My son's 11-87 is having a feeding issue - it's several years old and was well-used when he got it. I pulled the trigger group completely apart, cleaned everything... the shells are popping out of the magazine as they should, but they're just sitting on top of the carrier. If I depress the carrier button, and raise the carrier, then the bolt will go ahead and cycle the round into the chamber. I have an idea there's an issue with the carrier button and a little quasi-horseshoe shaped vertical piece of steel that the carrier-button seems to be getting hung on. Or maybe the bottom of the bolt isn't grabbing it and pulling it all the way back. Any thoughts? I'm about half inclined to just throw out the whole trigger group and buy a new one.
No sure this fits,[without seeing the gun] but had a problem with eject in mine and replaced the rubber o-ring up on the mag tube and its worked fine since.
not an ejection problem, only a feeding problem. the mag tube was dirty, but is now clean and slicker than owl crap. when I charge the bolt handle, the shell pops out of the mag tube, but it just comes to rest on top of the carrier, and the bolt doesn't feed forward.
Yes, lots of possibilities, nothing major - take it to a gunsmith Or look at the reassembly of the trigger mechanism instructions, the lifer is not lifting (PROBABLY the catch and lefter arms are reversed on the left side of the trigger (going on memory here) When a new round is loaded, there's a "gate" or a lever that is activated to lift the loading gate
My Remington 1100 does the same if the trigger group gets gumed up or the magazine tube spring is warn out. Try a new magazine tube spring and spray off the built op grime with carbarator cleaner. The stuff they used before cars came out with injectors.
There is a "link" that goes back into the stock that is apt to break on 1100 and 11-87's. I don't remember for sure the problem that it causes when it breaks but when I shot my 1100 competitively I always carried and extra of these. It is easy to take out and see if it is broke and easy to replace if it is so it might be worth checking. Does the action stay open or does it close on an empty chamber?
Yes mine broke. I had one made out of steel as Remington and the local agents refused to help me but usually it is a failure to engage that littel tab on the trigger group. It needs a strong magazine spring to overcome recoil aswel as that "tab". Wish I coulf import it somehow
It's been a while since I had an 11-87 and IIRC I had the same issue. There is a part that is so prone to breakage, Midway USA used to carry them. It's located on the left side of the receiver and has to be soldered, the interceptor latch pin. See if it's still there. Photo here, you can blow up the schematic and see how it's attached to a pin on the side of the receiver. https://www.gunpartscorp.com/gun-manufacturer/remington/1187/parts-list-rem1187?page=7&sort-by=name asc
ok, i think i see your trouble. I took one of my 1100s apart and it appears that there is a piece broke off and missing in your trigger group. I can't tell for sure if it is there in your picture or not.
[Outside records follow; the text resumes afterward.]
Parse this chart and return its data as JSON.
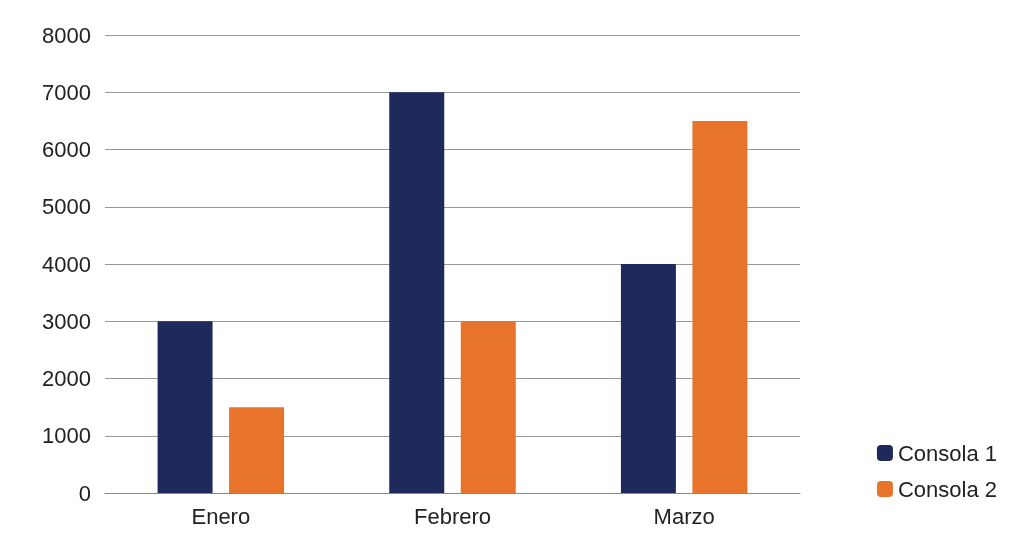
{
  "chart_data": {
    "type": "bar",
    "categories": [
      "Enero",
      "Febrero",
      "Marzo"
    ],
    "series": [
      {
        "name": "Consola 1",
        "color": "#1f2a5c",
        "values": [
          3000,
          7000,
          4000
        ]
      },
      {
        "name": "Consola 2",
        "color": "#e8732a",
        "values": [
          1500,
          3000,
          6500
        ]
      }
    ],
    "ylim": [
      0,
      8000
    ],
    "yticks": [
      0,
      1000,
      2000,
      3000,
      4000,
      5000,
      6000,
      7000,
      8000
    ],
    "grid": "y",
    "legend": "bottom right"
  }
}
I have broke this before as well and it falls out and you don't know it is missing. hope this helps
ok, everything looks normal to me, you can check and make sure that the piece that i have circled is secure but other than that I don't see anything up with that trigger group.
If your magazine spring is weak it does not trip that thing that you circled and it wil lock open as if empty.....
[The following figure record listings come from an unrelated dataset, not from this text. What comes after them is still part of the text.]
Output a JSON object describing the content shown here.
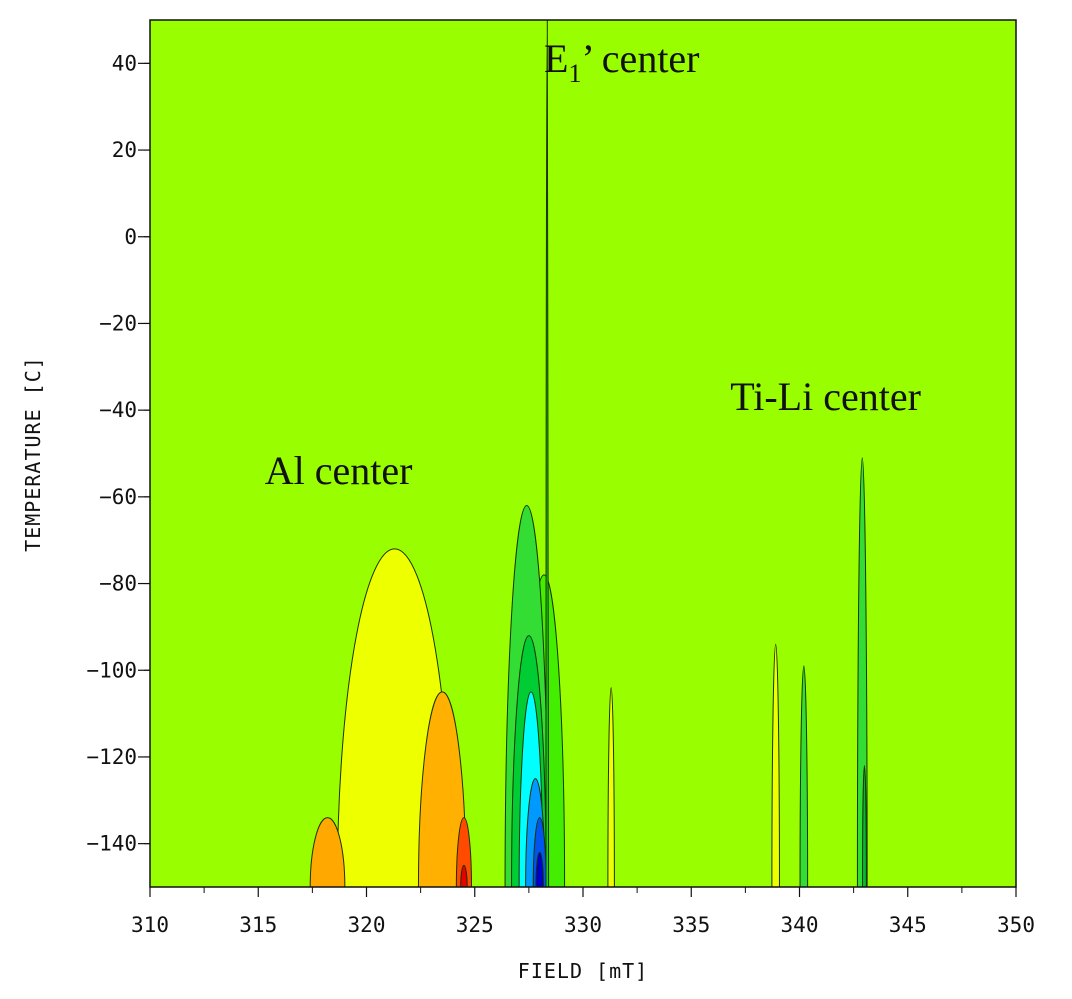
{
  "chart_data": {
    "type": "contour",
    "xlabel": "FIELD [mT]",
    "ylabel": "TEMPERATURE [C]",
    "xlim": [
      310,
      350
    ],
    "ylim": [
      -150,
      50
    ],
    "xticks": [
      "310",
      "315",
      "320",
      "325",
      "330",
      "335",
      "340",
      "345",
      "350"
    ],
    "yticks": [
      "40",
      "20",
      "0",
      "−20",
      "−40",
      "−60",
      "−80",
      "−100",
      "−120",
      "−140"
    ],
    "ytick_values": [
      40,
      20,
      0,
      -20,
      -40,
      -60,
      -80,
      -100,
      -120,
      -140
    ],
    "xtick_values": [
      310,
      315,
      320,
      325,
      330,
      335,
      340,
      345,
      350
    ],
    "background_color": "#99ff00",
    "annotations": [
      {
        "text": "E",
        "subscript": "1",
        "suffix": "’ center",
        "x": 328.2,
        "y": 38
      },
      {
        "text": "Ti-Li center",
        "x": 336.8,
        "y": -40
      },
      {
        "text": "Al center",
        "x": 315.3,
        "y": -57
      }
    ],
    "peaks": [
      {
        "name": "Al center",
        "x": 321.3,
        "width": 5.3,
        "top": -72,
        "color": "#eeff00"
      },
      {
        "name": "Al center",
        "x": 323.5,
        "width": 2.2,
        "top": -105,
        "color": "#ffb000"
      },
      {
        "name": "Al center",
        "x": 318.2,
        "width": 1.6,
        "top": -134,
        "color": "#ffa800"
      },
      {
        "name": "Al center",
        "x": 324.5,
        "width": 0.7,
        "top": -134,
        "color": "#ff4a00"
      },
      {
        "name": "Al center",
        "x": 324.5,
        "width": 0.3,
        "top": -145,
        "color": "#e80000"
      },
      {
        "name": "E1' center",
        "x": 328.2,
        "width": 1.9,
        "top": -78,
        "color": "#44ee00"
      },
      {
        "name": "E1' center",
        "x": 327.4,
        "width": 2.0,
        "top": -62,
        "color": "#33dd33"
      },
      {
        "name": "E1' center",
        "x": 327.5,
        "width": 1.6,
        "top": -92,
        "color": "#00cc33"
      },
      {
        "name": "E1' center",
        "x": 327.6,
        "width": 1.1,
        "top": -105,
        "color": "#00ffff"
      },
      {
        "name": "E1' center",
        "x": 327.8,
        "width": 0.9,
        "top": -125,
        "color": "#0099ff"
      },
      {
        "name": "E1' center",
        "x": 328.0,
        "width": 0.6,
        "top": -134,
        "color": "#0055ee"
      },
      {
        "name": "E1' center",
        "x": 328.0,
        "width": 0.35,
        "top": -142,
        "color": "#0000cc"
      },
      {
        "name": "E1' center",
        "x": 328.35,
        "width": 0.12,
        "top": 50,
        "color": "#22cc22"
      },
      {
        "name": "Ti-Li center",
        "x": 331.3,
        "width": 0.3,
        "top": -104,
        "color": "#eeff00"
      },
      {
        "name": "Ti-Li center",
        "x": 338.9,
        "width": 0.35,
        "top": -94,
        "color": "#eeff00"
      },
      {
        "name": "Ti-Li center",
        "x": 340.2,
        "width": 0.35,
        "top": -99,
        "color": "#33dd33"
      },
      {
        "name": "Ti-Li center",
        "x": 342.9,
        "width": 0.45,
        "top": -51,
        "color": "#33dd33"
      },
      {
        "name": "Ti-Li center",
        "x": 343.0,
        "width": 0.18,
        "top": -122,
        "color": "#00bb33"
      }
    ]
  }
}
Hey, trigger group LOOKS fine, what I referred to earlier was the silver arm forward of the trigger and the black arm running aft, The forward arm goes UNDER the (I believe it's called) the sear release - yours looks correct. The circled piece - that's the gate release, yours looks like there's a flat spring holding it. When the shell is released from the mag, the spring drives it aft to engage that release to allow the gun to cycle. LOTS of things will prevent that from happening: gunked up mag release, gunked up mag, springs, etc. I've replaced exactly ONE in all the years I worked on guns; not for the faint of heart!! In the butt of the stock is a tube with a long, stiff spring - that drives the bolt forward. If that is gunked up it does no allow the bolt to go full aft which stops the gun from cycling. Does it feed and load manually? If it does but does not when it's fired, it's either not enough gas or sticky chamber, or sticky mag. Try it manually; is it a MAGNUM receiver and you're shooting field loads? It's been a month since original post - take it to a gunsmith.
But if the bolt is not fully retracted, the gate will not lift to feed the next round. Does it work manually?
I've fixed WAY more 870s and 500s than autos, Maybe my clientele was more pump fans ? Autos are GREAT if you keep them lubricated and cleaned; however nothing is worse than an auto which isn't!